Stacked Notion is my personal blog and portfolio site. It was originally created as an experiment into creating a content management system which uses a file backend instead of a database. The system is written in the Ruby language, using the Sinatra framework. Each page is created from a file formatted using the HAML markup language. The templates for the site are also formatted using HAML and SASS.
Ruby, Sinatra, HAML, SASS
Corporate Collaboration Suite
As part of my degree, in our final year we had to undertake a project. I choose to undertake a research and development project to understand how agile development techniques, including behaviour driven development, can be applied to web development projects.
The aim of the project was to create a tool to replace email as a collaboration tool in the workplace. It provided a wiki-type history system for tasks, files and documents.
The project revealed some intresting tools that are available. The most fascinating I found is Cucumber, a tool which takes acceptance tests written in a human readable form and executes them against the project.
Ruby on Rails, Agile Development, Behaviour Driven Development
A number of freelance projects I have worked upon have been for Essential Coding, a web development company based in Canada. Two notable examples are the websites for Grand Falls-Windsor and Emerald Zone Corporation. These both required heavily customised content management systems, which I created from scratch using Ruby on Rails. The project also involved creating the HTML and CSS for the website from a Photoshop design. The Grand Falls-Windsor site required heavy use of Javascript and Google Maps API to provide an interactive town map.
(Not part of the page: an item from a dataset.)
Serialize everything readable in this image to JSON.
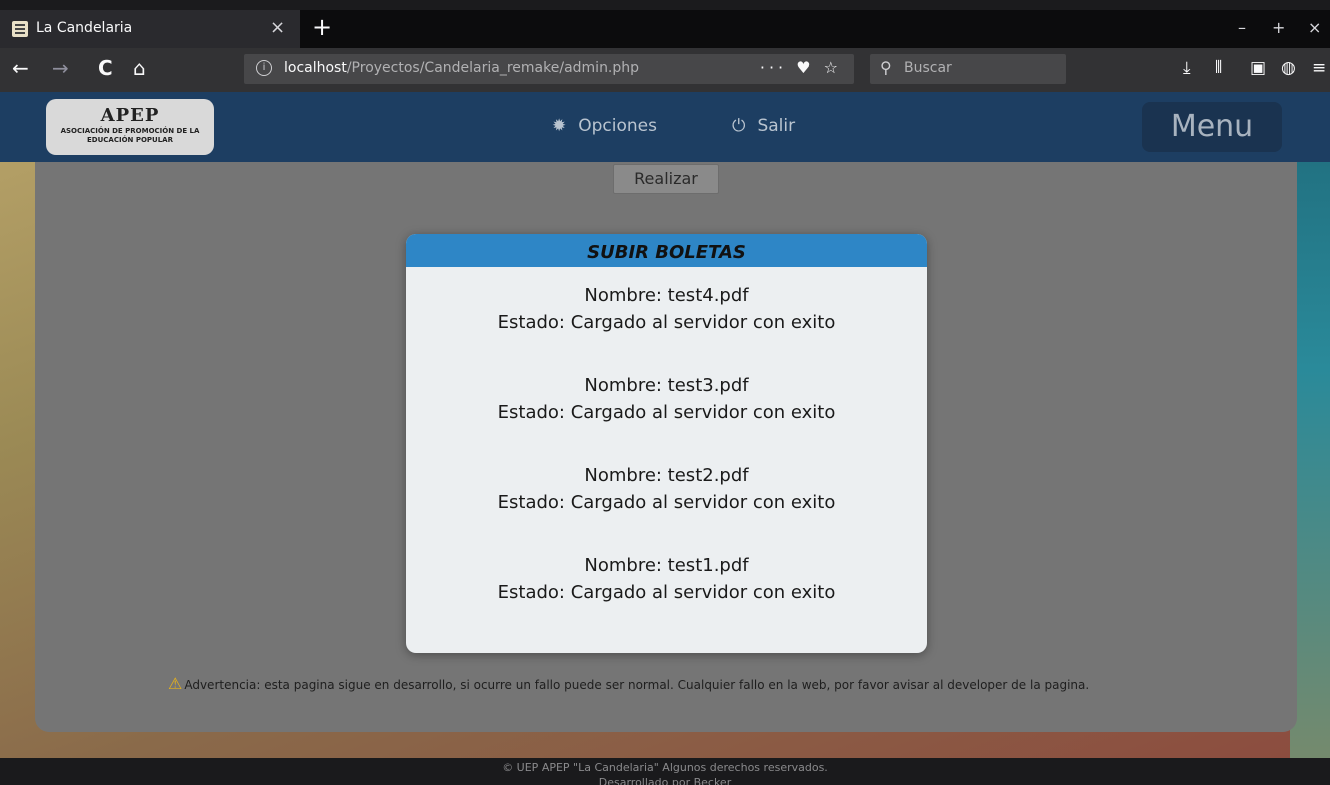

Ruby On Rails, Javascript, Google Maps API, HTML, CSS
As part of a Shell STEP placement I was given a project to create an automated software testing system. The purpose of this was to run nightly builds of all software projects that the company worked on and report any failures by email. The project consisted of a Windows Service which run on a virtual machine which would checkout code from the Subversion repository, and run the builds. A simple Windows Forms client was created which controlled this, and communication between the two was achieved using Windows Communication Foundation.
The second part of the project involved researching unit testing as at the time the company were not using it. I produced a report detailing a number of technologies for the .NET environment that I deemed suitable. I was then asked to rewrite the project to provide an example, which I did using NUnit (a unit testing framework), Moq (a mocking library supporting recent .NET features), and Castle Windsor (an inversion of control library).
C#, .NET, Windows Communication Foundation, Virtualisation, Subversion, Unit Testing, Mocking, Inversion of Control
Keepsy
Keepsy was a social bookmarking site, which unlike other sites at the time, provided a Twitter style feed showing all of your friends bookmarks. It also provided picture previews of certain types of links, including YouTube videos and Flickr images. Images were created using a queue based system, implemented using Memcached (a memory based object caching system). It was a collaboration between James Deer and myself.
The site was taken offline during 2008 as I no longer had time to maintain it.
Ruby on Rails, Memcached, lighttpd, MySQL, Linux
Juvely
Juvely was a web based helpdesk system, which provided advanced features such as email integration and a live chat system. It was a collaboration between James Deer and myself.
The system was originally created using the CakePHP framework, however in 2008 it was decided to migrate to the Ruby on Rails framework. Unfortunately due to university commitments I no longer had time to maintain the site, so it was taken offline during 2008.